Saturday, January 17, 2015

Lawmakers, advocacy groups pushing for civil asset forfeiture reform

1/17/2015




By Andrew Staub | PA Independent

HARRISBURG, Pa. — Lawmakers and advocacy groups are calling for changes to the civil asset forfeiture system to ensure the tenant of innocent until proven guilty applies when taking people’s property.

State Sen. Mike Folmer, a Republican from Lebanon County, is sponsoring legislation that says property owners would have to be found guilty of a crime before prosecutors could take their money, conveyances or real property.

“If these guys are using their properties to do illegal activity and they’re convicted of that, rock and roll, seize it,” Folmer said. “That’s not the problem. The problem is due process actually being done.”

The American Civil Liberties Union of Pennsylvania and the libertarian Institute for Justice supports the legislation, also sponsored by state Sen. Anthony Williams, D-Philadelphia.

Photo provided by Institute for Justice
FORFEITURE HORROR STORY: Chris Sourovelis and his family faced the prospect of losing their home through civil asset forfeiture.
Both organizations take issue with current law allowing prosecutors to seek forfeiture of property that might be connected to a crime, even if somebody other than the property owner committed the crime and regardless of whether a property owner is convicted of wrongdoing.

Cash, vehicles and even homes can be stripped away if law enforcement suspects they were used in a crime or were proceeds from an illegal activity, such as a car bought with drug money.

In one high-profile case from Philadelphia, Chris Sourovelis’ family faced the prospect of losing their home after police found heroin in their son’s room. The parents were unaware of their son’s drug habits. The city eventually dropped the case, though a class-action civil lawsuit is ongoing.

Property owners can raise an “innocent owners” defense,  but because they aren’t entitled to a lawyer in civil cases most people don’t even know about it or how to use it, said Scott Kelly, an ACLU of Pennsylvania attorney who is working on forfeiture issues. Most cases in Philadelphia end up in default, he said.

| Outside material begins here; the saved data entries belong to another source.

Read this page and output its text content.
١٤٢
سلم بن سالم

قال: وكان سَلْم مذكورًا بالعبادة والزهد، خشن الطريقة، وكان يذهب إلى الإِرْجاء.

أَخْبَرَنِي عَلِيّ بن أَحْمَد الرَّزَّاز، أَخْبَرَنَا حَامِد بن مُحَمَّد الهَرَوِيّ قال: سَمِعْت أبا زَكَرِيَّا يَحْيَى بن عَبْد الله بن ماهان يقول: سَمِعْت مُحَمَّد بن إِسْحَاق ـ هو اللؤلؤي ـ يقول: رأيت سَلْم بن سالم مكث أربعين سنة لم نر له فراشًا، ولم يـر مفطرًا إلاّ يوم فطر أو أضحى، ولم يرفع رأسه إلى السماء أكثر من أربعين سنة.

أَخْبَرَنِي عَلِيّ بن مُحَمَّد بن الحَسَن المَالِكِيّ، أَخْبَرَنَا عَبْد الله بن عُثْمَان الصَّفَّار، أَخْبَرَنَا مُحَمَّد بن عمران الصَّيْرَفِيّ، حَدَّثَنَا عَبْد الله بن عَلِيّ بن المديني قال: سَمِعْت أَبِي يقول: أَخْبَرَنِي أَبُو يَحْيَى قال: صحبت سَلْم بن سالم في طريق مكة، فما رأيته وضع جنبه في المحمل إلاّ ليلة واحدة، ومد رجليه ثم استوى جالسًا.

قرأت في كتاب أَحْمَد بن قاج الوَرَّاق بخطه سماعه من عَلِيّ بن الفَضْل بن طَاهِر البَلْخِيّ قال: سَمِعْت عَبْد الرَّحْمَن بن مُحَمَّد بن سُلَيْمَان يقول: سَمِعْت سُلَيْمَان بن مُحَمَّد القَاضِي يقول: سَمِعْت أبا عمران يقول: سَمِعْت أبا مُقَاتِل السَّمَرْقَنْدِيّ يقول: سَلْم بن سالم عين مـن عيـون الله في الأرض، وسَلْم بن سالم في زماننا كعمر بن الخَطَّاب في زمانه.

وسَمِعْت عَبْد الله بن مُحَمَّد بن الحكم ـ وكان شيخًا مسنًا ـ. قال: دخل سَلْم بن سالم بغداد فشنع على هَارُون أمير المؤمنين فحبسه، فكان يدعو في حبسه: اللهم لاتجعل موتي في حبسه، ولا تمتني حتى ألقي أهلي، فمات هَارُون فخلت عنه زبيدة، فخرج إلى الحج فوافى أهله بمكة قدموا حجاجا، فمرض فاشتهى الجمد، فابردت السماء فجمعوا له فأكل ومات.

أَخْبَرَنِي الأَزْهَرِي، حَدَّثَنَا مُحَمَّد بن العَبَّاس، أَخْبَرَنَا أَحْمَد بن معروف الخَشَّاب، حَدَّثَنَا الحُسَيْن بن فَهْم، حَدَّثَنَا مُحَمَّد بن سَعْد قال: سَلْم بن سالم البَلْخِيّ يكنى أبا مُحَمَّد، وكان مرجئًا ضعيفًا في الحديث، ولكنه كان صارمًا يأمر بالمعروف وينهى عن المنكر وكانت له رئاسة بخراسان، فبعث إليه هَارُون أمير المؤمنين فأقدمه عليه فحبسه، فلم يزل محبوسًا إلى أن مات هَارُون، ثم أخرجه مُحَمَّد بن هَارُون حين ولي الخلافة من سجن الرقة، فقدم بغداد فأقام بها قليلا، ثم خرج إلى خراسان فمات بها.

Folmer and Williams’ legislation, plus another proposed bill in the state House, places a bigger onus on law enforcement. The intent is protecting constitutional rights, said Folmer, who noted he doesn’t have a problem with convicted criminals losing property involved with illegal activity.

But prosecutors already object to the idea, saying civil asset forfeiture is an important tool in the fight against the illegal drug trade, and a process is in place that keeps law enforcement from automatically seizing property.

George Mosee, a deputy district attorney in Philadelphia who worked in the narcotics division when most of today’s civil asset forfeiture policies were established, argued the legislation would be impractical.

It can take a long time to prosecute a case to completion, and waiting to take property out of the hands of criminals using it for illegal purposes “would completely water down the effectiveness of forfeiture practices,” Mosee said.

“What forfeiture always did is it stopped the activity, and frankly that’s the primary purpose of seizing property,” he said.

In the instance of the Sourovelis family, he said, it was never prosecutors’ intent “to fight that tooth and nail.” Instead, law enforcement used forfeiture as leverage to ensure problems didn’t arise and then said the family could have its property back.

Dauphin County District Attorney Ed Marsico, a member of the executive committee of the Pennsylvania District Attorneys Association, said despite some “troubling cases” thousands of forfeiture proceedings occur each year without incident.

Plus, Marsico said, proceeds from forfeiture pay for important work, such as overtime for officers working drug investigations,  money for undercover officers and vehicles for investigations.

“If we didn’t have those funds, taxpayers would be hit up heavily, and efforts to stem the tide of drugs like illegal heroin and other drugs, those efforts would really suffer,” Marsico said.

But critics of civil asset forfeiture believe it’s a conflict of interest for law enforcement to use the process to fund itself.

In a memo seeking support for their legislation, Folmer and Williams’ pointed out that more than half of the nearly $17 million that Philadelphia raked in through forfeiture from 2007 to 2010 went toward salaries.

Lee McGrath, legislative counsel at the Institute for Justice — which is bringing the case against the Philadelphia Police Department and the city’s District Attorney’s Office — said state lawmakers and local elected officials have “abdicated” their responsibility to allocate funding and turned that duty over to law enforcement via civil asset forfeiture.
“It’s like giving the police their own taxing power,” McGrath said.

McGrath thinks the proposed legislation would help stop that and make prosecutors act more carefully when it comes to taking somebody’s property.

“We’re saying if you want to fight criminals, make sure they’re criminals,” Kelly said.